AP Interview: Iran opposition chief sees rebirth

photo In this Jan. 25, 2011 file photo, Maryam Rajavi, President-elect of Iranian opposition party National Council of Resistance of Iran, smiles as she attends an international conference on Iran policy in Brussels. Maryam Rajavi, the Paris-based head of the exiled opposition group, said in an interview that she hopes the organization can now have the ear of the world's diplomats to help bolster its bid to overthrow Iran's clerical regime. She stressed that its goal was to replace the Islamic Republic with a democratic government, Friday, Sept. 28, 2012.

AUVERS-SUR-OISE, France - The leader of an Iranian militant group that was taken off the U.S. terror list on Friday says the move will change her group's "balance of power" with the world - predicting a higher profile in politics, fundraising and diplomacy as well as increased anti-regime activity in Iran.

The U.S. State Department said the People's Mujahedeen of Iran (MEK) hasn't committed terror for more than a decade. The decision means that effective immediately, any assets the group has in the United States are unblocked and Americans are permitted to do business with the organization.

Maryam Rajavi, the Paris-based head of the exiled opposition group, said in a rare interview that she hopes the organization can now have the ear of the world's diplomats to help bolster its bid to overthrow Iran's clerical regime. She stressed that its goal was to replace the Islamic Republic with a democratic government.

Rajavi praised the "courage" of U.S. Secretary of State Hillary Rodham Clinton for what MEK believes was a long overdue decision. A court order had given Clinton until Oct. 1 to act. The group was removed from the European Union's terrorist list in 2009.

"It now has become evident for everyone that these (terror) allegations were untrue," she said. "This is a movement for freedom and democracy in Iran."

The Iranian regime is likely to be furious at the U.S. decision to delist MEK - for years the only armed exile opposition group. The group, which began as a guerrilla movement fighting Shah Mohammed Reza Pahlavi, helped overthrow the monarch in 1979 then quickly fell out with the Islamic Republic's first leader, Ayatollah Ruhollah Khomeini.

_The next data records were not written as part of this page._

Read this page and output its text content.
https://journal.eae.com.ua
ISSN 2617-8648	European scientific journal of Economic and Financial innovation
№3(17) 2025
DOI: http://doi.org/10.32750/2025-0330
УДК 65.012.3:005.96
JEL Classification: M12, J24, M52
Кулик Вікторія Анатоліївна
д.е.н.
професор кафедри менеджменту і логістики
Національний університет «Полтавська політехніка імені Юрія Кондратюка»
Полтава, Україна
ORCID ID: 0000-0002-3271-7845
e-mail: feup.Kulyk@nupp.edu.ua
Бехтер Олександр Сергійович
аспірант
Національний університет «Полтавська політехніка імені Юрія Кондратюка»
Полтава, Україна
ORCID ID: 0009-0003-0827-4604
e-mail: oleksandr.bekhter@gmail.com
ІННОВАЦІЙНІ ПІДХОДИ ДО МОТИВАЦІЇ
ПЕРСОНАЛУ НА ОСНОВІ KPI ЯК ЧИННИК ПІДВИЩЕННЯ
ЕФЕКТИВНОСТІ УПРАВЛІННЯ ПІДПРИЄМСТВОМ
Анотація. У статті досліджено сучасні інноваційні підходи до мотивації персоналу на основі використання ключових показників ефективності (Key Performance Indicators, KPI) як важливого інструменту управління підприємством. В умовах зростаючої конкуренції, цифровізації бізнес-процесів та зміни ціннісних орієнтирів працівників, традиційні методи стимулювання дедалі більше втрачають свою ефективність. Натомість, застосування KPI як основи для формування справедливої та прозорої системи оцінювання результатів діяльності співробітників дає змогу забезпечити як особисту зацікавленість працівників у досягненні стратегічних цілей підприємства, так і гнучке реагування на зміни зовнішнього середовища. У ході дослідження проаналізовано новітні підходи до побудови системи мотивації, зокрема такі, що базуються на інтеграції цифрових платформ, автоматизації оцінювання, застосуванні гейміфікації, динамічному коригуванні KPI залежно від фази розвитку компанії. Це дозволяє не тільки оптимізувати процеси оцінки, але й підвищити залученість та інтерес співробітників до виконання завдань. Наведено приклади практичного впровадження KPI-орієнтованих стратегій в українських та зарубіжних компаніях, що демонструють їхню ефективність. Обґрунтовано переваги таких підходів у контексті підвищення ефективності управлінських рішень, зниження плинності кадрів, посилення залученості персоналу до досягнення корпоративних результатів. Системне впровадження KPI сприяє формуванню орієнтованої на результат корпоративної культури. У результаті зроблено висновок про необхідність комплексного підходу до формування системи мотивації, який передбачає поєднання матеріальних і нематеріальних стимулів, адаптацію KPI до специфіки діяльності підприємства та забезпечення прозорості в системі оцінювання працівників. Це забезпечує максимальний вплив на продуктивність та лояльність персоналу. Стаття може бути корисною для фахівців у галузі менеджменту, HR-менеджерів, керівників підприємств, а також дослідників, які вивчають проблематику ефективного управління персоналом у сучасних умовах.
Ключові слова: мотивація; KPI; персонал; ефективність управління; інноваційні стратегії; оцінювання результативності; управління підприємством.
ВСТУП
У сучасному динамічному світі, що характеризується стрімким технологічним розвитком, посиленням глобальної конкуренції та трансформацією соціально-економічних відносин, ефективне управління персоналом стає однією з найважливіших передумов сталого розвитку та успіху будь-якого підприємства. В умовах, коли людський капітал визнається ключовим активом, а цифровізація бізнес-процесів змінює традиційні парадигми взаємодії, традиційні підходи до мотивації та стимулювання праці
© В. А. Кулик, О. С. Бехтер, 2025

MEK later teamed up with Iraq to battle Iran in an eight-year war in the 1980s, then from its Iraqi base continued military action against neighboring Iran.

A senior State Department official said Washington does not view the group as an opposition movement that can promote democratic values in Iran. The official briefed reporters on condition of anonymity because he wasn't authorized to speak publicly on the matter.

"They are not part of our picture in terms of the future of Iran," the official said.

Still, the U.S. credited the group's 3,000-plus members at a paramilitary base near Iraq's border with Iran with a peaceful departure to another camp, a major step in their eventual departure from Iraq.

The United States contends the group was responsible for the killing of several American military officials and defense contractors in the 1970s, carrying out attacks on Iran from its base in Iraq.

Rajavi, 58, wore what has become a trademark headscarf among MEK women during the interview Friday at MEK's headquarters in the leafy town of Auvers-Sur-Oise north of Paris. She denied claims by critics that MEK has all the earmarks of a cult, blaming Iran for such allegations.

"All the energy and potential of our movement were chained" during the 15 years that MEK was listed by the United States as a terrorist organization, she said, speaking in French as well as the Iranian language of Farsi through a translator.

At its headquarters, the group was preparing for a jubilant fete on Saturday, plastering walls on the street with red drapes and photographs of "martyrs," as it refers to members who have been killed.

"The diplomatic scene will be completely different" because the group's status as a pariah will evaporate, Rajavi said, reiterating MEK's long-standing denial of terrorism.

But, she said, "the most important impact ... will be seen inside Iran."

"The balance of power, the balance of power is going to change. For example, the first message for the Iranian people will be they won't fear increasing their activity and increasing their demonstrations," she said. The fear "will evaporate ... and that will lead to the expansion of anti-regime activities within Iran."

With a clean bill of health in the West, the Iranian regime "will no longer have the excuse" of acting against an organization deemed terrorist by the United States.

Mujahedeen, protected in Iraq under dictator Saddam Hussein, were disarmed after the 2003 U.S. invasion of Iraq and are disliked by the new Iraqi government, dominated by Shiite Muslims like those in Iran.

The United States had insisted the MEK's members leave Camp Ashraf, their home in Iraq, as a condition for removal from the terrorist list. All but several hundred militants are now located in Camp Liberty, a former U.S. base outside Baghdad, looking for placement in third countries.

Among those transferred to Camp Liberty were Rajavi's 30-year-old daughter and her 32-year-old son, she said.

A veil of mystery has long surrounded the group, not the least over the whereabouts of its main founder, Massoud Rajavi, who married Maryam and, though not seen since at least 2003, continues as its co-leader.

There has been speculation that he is dead. Rajavi said Friday he is alive but would not say where he is living.